Create an ecological infrastructure

So what role does the landscape architect have? As emerges from the report drawn up by Kongjian Yu The Art of Survival "the profession must re-evaluate the vernacular of the land and the people and lead in urban development through the planning and design of an ecological infrastructure, through which the landscape can be created and preserved as the link between the land, the people and the spiritual dimension".

Landscape architecture can be the means to respond to the environmental crisis by placing a concept of more sustainable development at the centre, for humans and for the planet.

This is an approach that characterizes many designers around the world: think of the work of Sameep Padora in India, of Andreas Kipar, Bas Smets e Michel Desvigne in Europe.

Nature, culture and identity

With his illuminating projects Kongjian Yu invites us to set up planning keeping culture and identity in mind but connecting the reason for our existence to the earth. And implementing horizontal processes that integrate human development and ecological protection.

On the one hand, water and on the other, time as an element with which to listen to imagine: Kongjian Yu has been talking about all this since 1996, which can be summarized in the concept of an ecological infrastructure that evolves to protect the biodiversity and not as a direction of greedy consumption.

Yongning River Park: A landscape that dances with the floods

This iconic project by the Turenscape studio demonstrates that landscape architecture is an art of survival and that very simple skills and common native plants can be used to solve big problems.

It is a 21-hectare park along the Yongning River, the mother river of the historic city of Huangyan on China's east coast.

Having removed the concrete embankments, a useless solution applied to manage floods, the garden is designed according to systems of floating land parcels, a system of wetlands which become part of the wild nature of the park and relate to the river following its flows.

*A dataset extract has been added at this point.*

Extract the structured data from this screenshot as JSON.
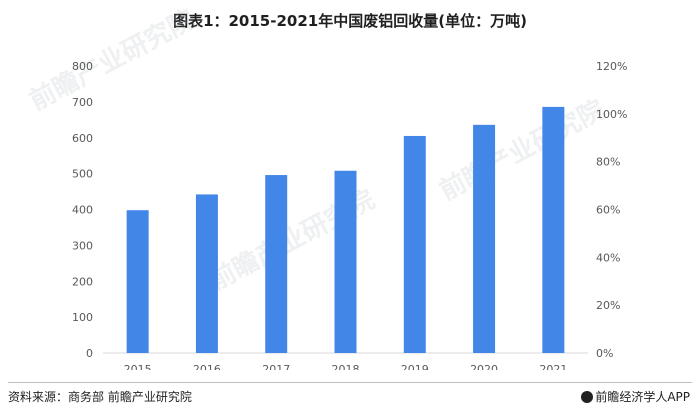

A garden that dances, that absorbs, slows down the impulses and, in drier periods, returns humidity to the earth and is inhabited by tourists and locals.

Shengyang Jianzhu University Rice Field: From Catastrophe to Agricultural Production

This project demonstrates how agriculture can become part of the urbanized environment and how the identity of a place can also be created through one of the most common landscapes: the agricultural one.

"The overwhelming process of urbanization in China is inevitably invading a large amount of cultivable land. – they explain on the Turenscape website - With a population of 1.3 billion people and Limited arable land resources, food production and sustainable land use are the biggest problem in China."

This project highlights how the landscape architect's challenge is never only to produce beauty but also to respond to the concrete needs of those who live and use that portion of land.

The campus garden uses rice and other native crops, increasing students' awareness of the land and what it feeds on.